Da werden selbst die strahlenverseuchten Atommeiler von Fukushima zu Magneten für Jobsuchende, die trotz der Härte und Gefahren der Arbeit aus dem ganzen Land anreisen, nur um endlich eine Beschäftigung zu finden. Wie der Betreiber Tepco am Sonntag bekannt gab, wurde nahe der Meerwasseraufnahme des AKW erstmals radioaktives Strontium im Grundwasser gefunden, mit einer Konzentration bis zum 240-Fachen über der erlaubten Höchstgrenze. Wissenschaftler sprechen von einem »Knochenkiller«, Strontium könne Leukämie (Blutkrebs) auslösen. Zuvor war das Metall auch bei Bodenproben in der Unglücksprovinz gefunden worden.

Trotzdem herrscht in Fukushima heute starker Betrieb. Täglich werden vom nahen Iwaki-Yumoto, einem für seine heißen Quellen bekannten Kurort, hunderte Männer mit Bussen ins Krisen-AKW transportiert. Sie ziehen neue Mauern hoch, räumen giftigen Atommüll und legen neue Kabel und Rohre, während der Blick unentwegt auf das um den Hals baumelnde Dosimeter fällt. Wer zu viel Strahlung abkriegt, ist den Job los. Eine Tagesschicht dauert rund drei Stunden. Doch mit der Hin- und Rückfahrt, dem mühsamen An- und Ausziehen der Schutzanzüge und ausgiebigen Duschen bleibt gerademal Zeit zum Aufstehen, Arbeiten, Essen und Schlafen.

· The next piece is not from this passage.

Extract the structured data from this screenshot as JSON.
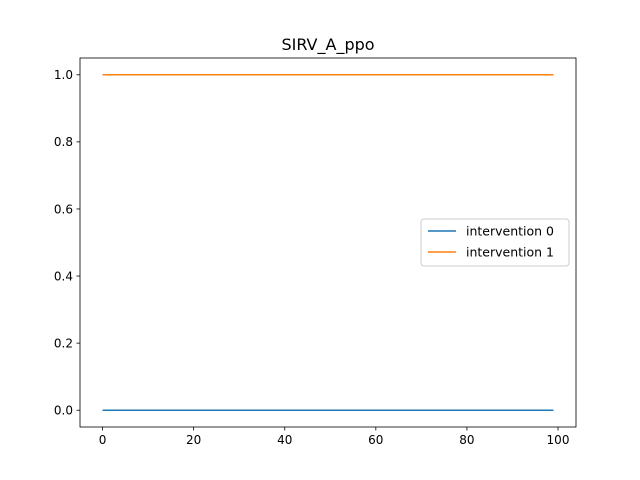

Die meisten Anwohner haben Iwaki-Yumoto verlassen, dennoch herrscht dort Geschäftigkeit. Insgesamt 2500 Männer, darunter viele Wanderarbeiter, sind derzeit in den Pannenmeilern beschäftigt. Und das, obwohl trotz der Gefahren nicht das große Geld verdient wird. Ein 20-jähriger Arbeiter berichtete von 200 000 Yen im Monat, das entspricht einem Jahreslohn von 30 000 US-Dollar. Lediglich 300 Beschäftigte im AKW genießen nach Presseberichten den Schutz einer Sozial- und Krankenversicherung. Wer später etwa an Krebs in Folge einer Verstrahlung erkranken sollte, darf oft keine Hilfe erwarten. Japans Nuklearindustrie hat für heikle Jobs wie das Ausspülen von Abklingbecken schon immer Gelegenheitsarbeiter aus dem »informellen Sektor« bevorzugt. Immerhin haben sich die Arbeitsbedingungen seit den Anfangstagen der Krise verbessert, als noch 500 Arbeiter Seite an Seite in einem Saal zusammengepfercht waren, ohne fließend Wasser oder warmes Essen.